La pellicola registrò il terzo incasso nella stagione cinematografica 1949-1950.[1]
A Viggiù, una cittadina del varesotto, esiste un simpatico gruppo privato di vigili del fuoco. Questi ritengono la canzonetta I pompieri di Viggiù, di gran successo all'epoca, offensiva per il loro glorioso corpo, tant'è che non gradiscono neppure essere chiamati "pompieri", bensì "vigili". Decidono così di recarsi a Milano per interrompere d'autorità la rivista omonima. Inoltre il comandante intende convincere sua figlia Fiamma, che recita nella stessa rivista, ad abbandonare il mondo del teatro e a tornare in famiglia a Viggiù. I vigili del fuoco si spostano ben volentieri, col motivo non dichiarato di poter assistere alla rivista e soprattutto di poter ammirare le belle donne, occasione generalmente negata ai residenti di piccole località di provincia. Il film è il pretesto per una lunga sequenza di spettacolari numeri di teatro di rivista; comunque l'esile intreccio si scioglie nel migliore dei modi: i vigili del fuoco, entusiasmati dal magico mondo del teatro, rinunciano ai loro propositi e Fiamma continua la sua brillante carriera con il consenso del padre.
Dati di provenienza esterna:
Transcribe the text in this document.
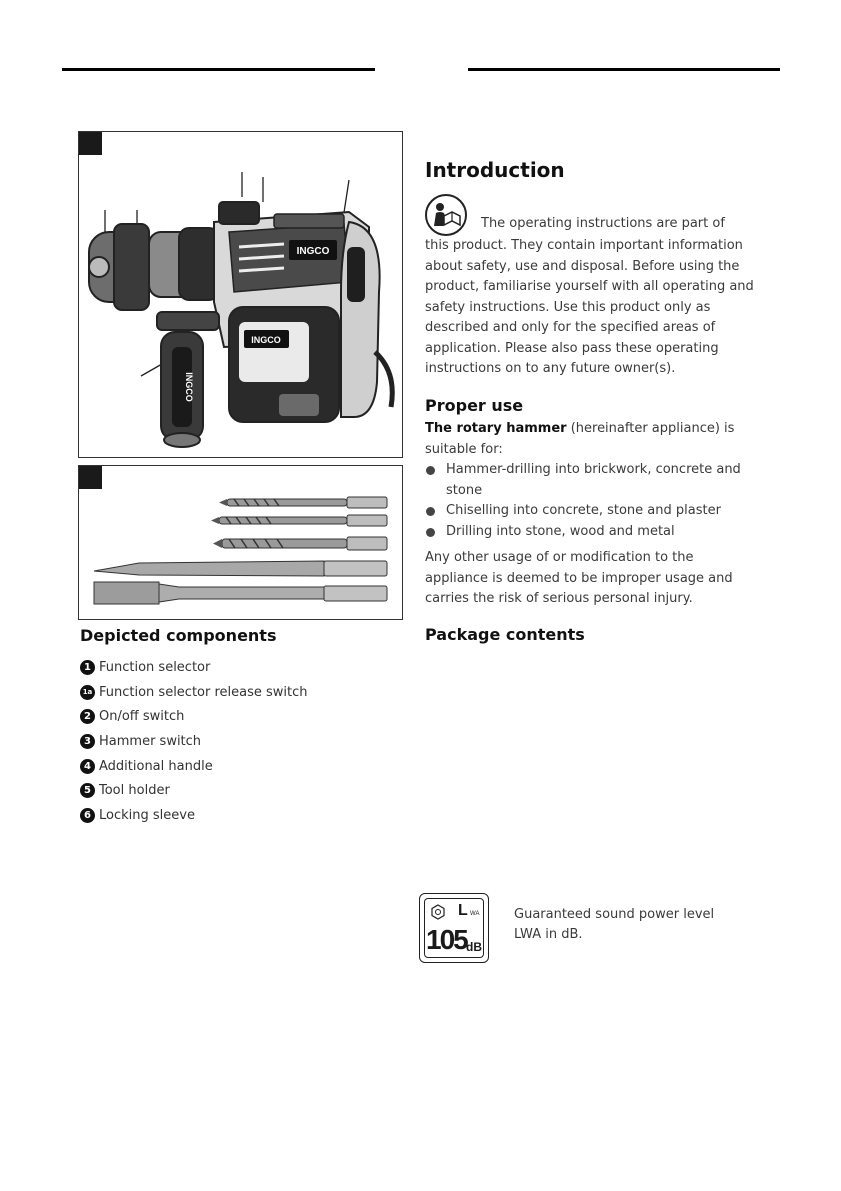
INGCO
INGCO
INGCO
Depicted components
1 Function selector
1a Function selector release switch
2 On/off switch
3 Hammer switch
4 Additional handle
5 Tool holder
6 Locking sleeve
Introduction

The operating instructions are part of

this product. They contain important information about safety, use and disposal. Before using the product, familiarise yourself with all operating and safety instructions. Use this product only as described and only for the specified areas of application. Please also pass these operating instructions on to any future owner(s).

Proper use

The rotary hammer (hereinafter appliance) is suitable for:

Hammer-drilling into brickwork, concrete and stone
Chiselling into concrete, stone and plaster
Drilling into stone, wood and metal

Any other usage of or modification to the appliance is deemed to be improper usage and carries the risk of serious personal injury.

Package contents
L WA
105 dB

Guaranteed sound power level
LWA in dB.
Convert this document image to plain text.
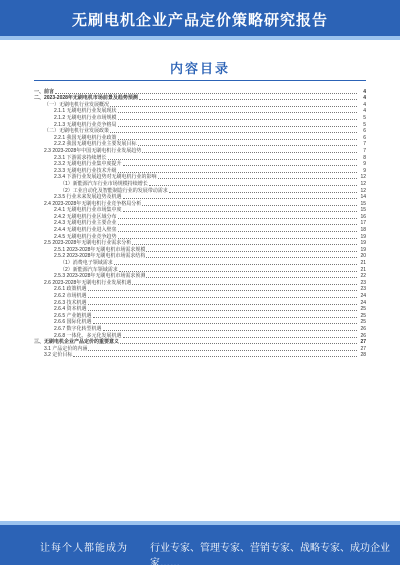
无刷电机企业产品定价策略研究报告
内容目录
一、前言	4
二、2023-2028年无刷电机市场前景及趋势预测	4
（一）无刷电机行业发展概况	4
2.1.1 无刷电机行业发展现状	4
2.1.2 无刷电机行业市场规模	5
2.1.3 无刷电机行业竞争格局	5
（二）无刷电机行业发展政策	6
2.2.1 我国无刷电机行业政策	6
2.2.2 我国无刷电机行业主要发展目标	7
2.3 2023-2028年中国无刷电机行业发展趋势	7
2.3.1 下游需求持续增长	8
2.3.2 无刷电机行业集中度提升	9
2.3.3 无刷电机行业技术升级	9
2.3.4 下游行业发展趋势对无刷电机行业的影响	12
（1）新能源汽车行业市场规模持续增长	12
（2）工业自动化及智能制造行业的发展带动需求	12
2.3.5 行业未来发展趋势及机遇	14
2.4 2023-2028年无刷电机行业竞争格局分析	15
2.4.1 无刷电机行业市场集中度	15
2.4.2 无刷电机行业区域分布	16
2.4.3 无刷电机行业主要企业	17
2.4.4 无刷电机行业进入壁垒	18
2.4.5 无刷电机行业竞争趋势	19
2.5 2023-2028年无刷电机行业需求分析	19
2.5.1 2023-2028年无刷电机市场需求规模	19
2.5.2 2023-2028年无刷电机市场需求结构	20
（1）消费电子领域需求	21
（2）新能源汽车领域需求	21
2.5.3 2023-2028年无刷电机市场需求预测	22
2.6 2023-2028年无刷电机行业发展机遇	23
2.6.1 政策机遇	23
2.6.2 市场机遇	24
2.6.3 技术机遇	24
2.6.4 资本机遇	25
2.6.5 产业链机遇	25
2.6.6 国际化机遇	25
2.6.7 数字化转型机遇	26
2.6.8 一体化、多元化发展机遇	26
三、无刷电机企业产品定价的重要意义	27
3.1 产品定价的内涵	27
3.2 定价目标	28
让每个人都能成为 行业专家、管理专家、营销专家、战略专家、成功企业家……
Il Morandini cita Ennio Flaiano che nel 1949 si espresse a proposito di questo film sostenendo che "l'errore dei critici fu quello di volerlo considerare un film, mentre è un documentario che anticipa in Italia le gioie della TV"; sotto questo profilo, la pellicola "è un capolavoro involontario di reportage, una preziosa antologia dell'avanspettacolo nell'Italia del dopoguerra".[1]